Today’s been chock full of phone calls and dealing with clients, but I did happen to notice a bunch of people having small herds of cows because Spamhaus listed www.gmail.com on the SBL.
“SPAMHAUS BLOCKS GOOGLE!!!” the headlines scream.
My own opinion is that Google doesn’t do enough to police their network and their users, and that a SBL listing isn’t exactly a false positive or Spamhaus overreaching. In this case, though, the headlines and the original article didn’t actually get the story right.
Spamhaus blocked a range of IP addresses that are owned by Google that included the IP for www.gmail.com. This range of IP addresses did not include the gmail outgoing mailservers.
Spamhaus says
Some Google-owned server IPs hosting severe malicious spam problems – specifically Google’s “Google Docs” service – do get rightly listed in the Spamhaus SBL when Google does not take action fast enough to stop the serving of malicious sites via Google Docs. Such listings act as pointers to the abused resource but do not in any way affect Google’s Gmail service or any Google outbound mail service.
Spamhaus goes on to talk about the responsibility providers have to police their userbase and the fact that large providers who are not policing their users are cost shifting to the rest of us.
We at Spamhaus surely understand the challenges that the cloud service providers face. These problems are not easy to solve and the scale and complexity of the systems involved certainly does not make things easier. What we are puzzled by is how the rest of the internet has to keep carrying the burden of this abuse. The companies that host these services all without exception make hundreds of millions of dollars each year. They employ some of the best and brightest engineers. Surely they can spend a little of their immense resources on making the internet they rely on for their business, a better and safer place.
Unfortunately, Google doesn’t seem to see any value in policing their customers and users. If they can’t make a buck at it, then it doesn’t get done. And if Google’s costs of doing business are shifted to other companies, so much the better. Good for Spamhaus for standing up and pointedly telling Google they can’t keep supporting spam and spammers.

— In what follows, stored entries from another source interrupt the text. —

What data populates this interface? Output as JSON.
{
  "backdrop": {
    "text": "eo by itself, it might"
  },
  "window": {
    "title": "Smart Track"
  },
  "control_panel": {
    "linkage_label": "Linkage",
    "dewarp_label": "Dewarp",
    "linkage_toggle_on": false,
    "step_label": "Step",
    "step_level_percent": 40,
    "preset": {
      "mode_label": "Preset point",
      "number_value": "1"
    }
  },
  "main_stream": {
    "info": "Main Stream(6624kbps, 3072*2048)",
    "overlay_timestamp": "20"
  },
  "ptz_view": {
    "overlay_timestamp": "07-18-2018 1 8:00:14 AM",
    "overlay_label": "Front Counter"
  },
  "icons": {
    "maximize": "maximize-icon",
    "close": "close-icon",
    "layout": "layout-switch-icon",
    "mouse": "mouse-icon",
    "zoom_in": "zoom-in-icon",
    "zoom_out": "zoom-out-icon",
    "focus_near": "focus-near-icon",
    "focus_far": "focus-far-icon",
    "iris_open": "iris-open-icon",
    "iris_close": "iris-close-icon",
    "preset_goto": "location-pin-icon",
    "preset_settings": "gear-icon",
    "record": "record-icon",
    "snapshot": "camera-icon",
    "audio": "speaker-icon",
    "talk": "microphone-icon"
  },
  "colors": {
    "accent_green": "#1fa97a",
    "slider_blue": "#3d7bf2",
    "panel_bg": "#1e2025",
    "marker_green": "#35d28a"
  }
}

FYI, it wasn’t “the IP” for http://www.gmail.com — gmail returns different IPs for gmail depending on where you are and Spamhaus listed one of them, presumably by mistake because whoever worked on the listing couldn’t see that the particular IP sometimes had that particular name.
It’s also worth noting that almost nobody uses the SBL to block web access, so I would be surprised if that listing affected any mail use at all.
Where that listing would hurt is that there is an SA rule that looks for URIs that resolve to SBL listed IPs. http://wiki.apache.org/spamassassin/Rules/URIBL_SBL
Certainly hurt docs.google.com users at any rate
FYI: As of March 2011 Spam Assassin’s URIBL_SBL rule is still tagging any email that contains an email address from Gmail, such as what happens when an email is forwarded from Gmail (or even when the email contains just “gmail.com”).
spamhaus blocked gmail 74.125.82.43
this is a outgoing ip
http://www.mxtoolbox.com/blacklists.aspx
http://whatismyipaddress.com/blacklist-check
http://www.blacklistalert.org/
The Spamhaus website says:
74.125.82.43 is not listed in the SBL
74.125.82.43 is not listed in the PBL
74.125.82.43 is not listed in the XBL
I just noticed that a whole lot of Google and Microsoft IPs are listed in the Spamhaus XBL. For example:
207.46.13.102 msnbot-207-46-13-102.search.msn.com.
207.46.13.112 msnbot-207-46-13-112.search.msn.com.
google IP addresses:
74.125.176.144
74.125.176.145
In total, from the machines that have talked to my server in the past few days, I have noticed 8 “msn bot”, one other “msn”, and 21 “google” addresses (without reverse DNS) listed in the XBL.